Dr. Otto von Habsburg
Otto von Habsburg, born November 20, 1912, is the current head of the Habsburg family, Archduke of Austria, and the eldest son of Karl, the last Emperor of Austria and King of Hungary, and Empress/Queen Zita. Forced into exile in 1918 to Switzerland and Madeira, Dr. von Habsburg graduated from the University of Leuven, Belgium, having studied social and political science, with his doctoral dissertation in 1935. Already in these dark times of Europe, he was an early promoter of European unity, joining the Paneuropa-Union in 1936 and had to spent most of the war years in Washington, D.C. (1940-1944), after escaping from Austria to Portugal with a visa issued by the Portuguese consul in Bordeaux Aristides Sousa Mendes. A fervent patriot, he had opposed the Nazi "Anschluss" of Austria of 1938 and also fought Hitler's regime from America. After the war, he lived in exile in France and Spain before settling in Bavaria in 1954.
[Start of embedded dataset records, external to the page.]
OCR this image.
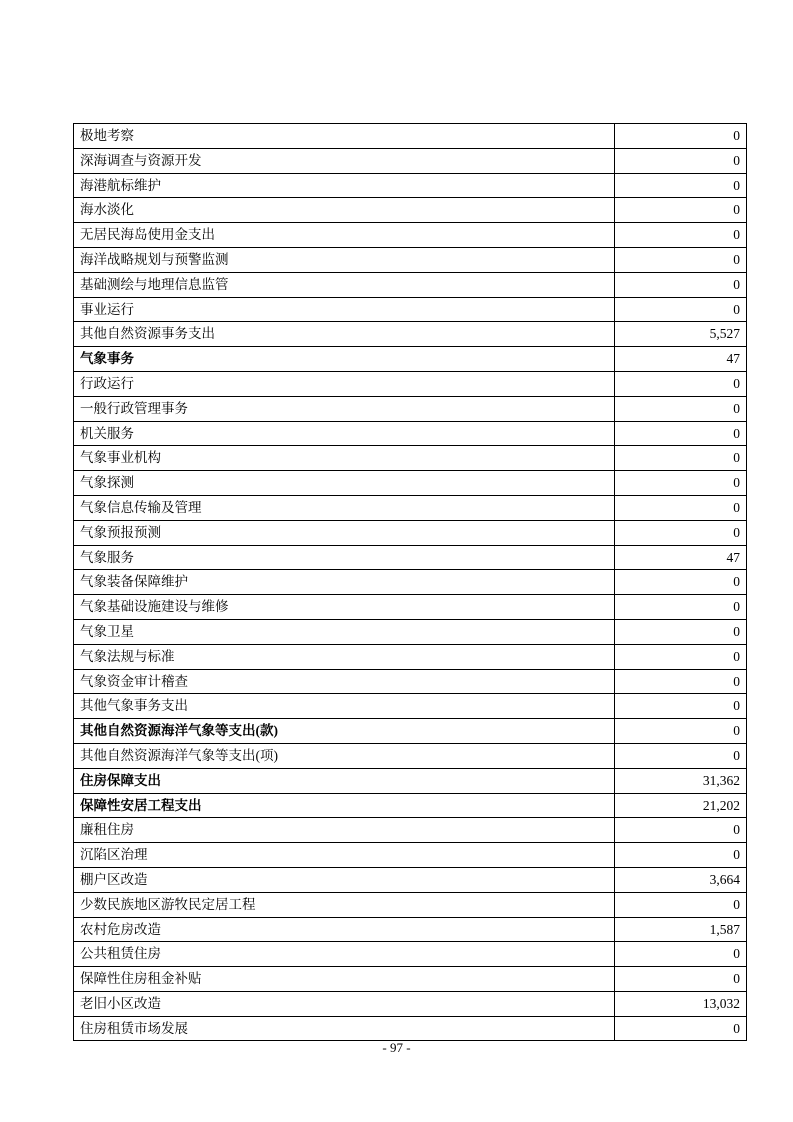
极地考察	0
深海调查与资源开发	0
海港航标维护	0
海水淡化	0
无居民海岛使用金支出	0
海洋战略规划与预警监测	0
基础测绘与地理信息监管	0
事业运行	0
其他自然资源事务支出	5,527
气象事务	47
行政运行	0
一般行政管理事务	0
机关服务	0
气象事业机构	0
气象探测	0
气象信息传输及管理	0
气象预报预测	0
气象服务	47
气象装备保障维护	0
气象基础设施建设与维修	0
气象卫星	0
气象法规与标准	0
气象资金审计稽查	0
其他气象事务支出	0
其他自然资源海洋气象等支出(款)	0
其他自然资源海洋气象等支出(项)	0
住房保障支出	31,362
保障性安居工程支出	21,202
廉租住房	0
沉陷区治理	0
棚户区改造	3,664
少数民族地区游牧民定居工程	0
农村危房改造	1,587
公共租赁住房	0
保障性住房租金补贴	0
老旧小区改造	13,032
住房租赁市场发展	0
- 97 -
An avid author in several languages writing on issues of history and contemporary politics, the efforts for a peacefully united Europe in diversity were the continuous thread in Dr. von Habsburg's public efforts. From 1957 to 1973 he served as vice-president and from 1973 to 2004 as president of the Paneuropa-Union, succeeding its founder, his friend Richard Nikolaus Graf von Coudenhove-Kalergi. From 1979 on, Otto von Habsburg entered the European parliamentary sphere, shaping the future of Europe as a member of the European Parliament in Strasbourg for twenty years, serving twice as its Senior President. For the Europan People's Party he was chairman of the Parliament's Committee Foreign Affairs, Security and Defense Policy from 1981 to 1999.
He wrote history when undertaking the first Pan-European picnic on August 19, 1989 at Sopron on the Austro-Hungarian border, an occasion for which the Iron Curtain was opened for the first time. This hole in the border fence permitted hundreds of East Germans to slip through, and was the crack that finally brought down the Berlin Wall.
Despite his retirement from parliament in 1999, Dr. von Habsburg continues to be an incessant traveler and promoter of the idea and reality of a united Europe and its role in the world.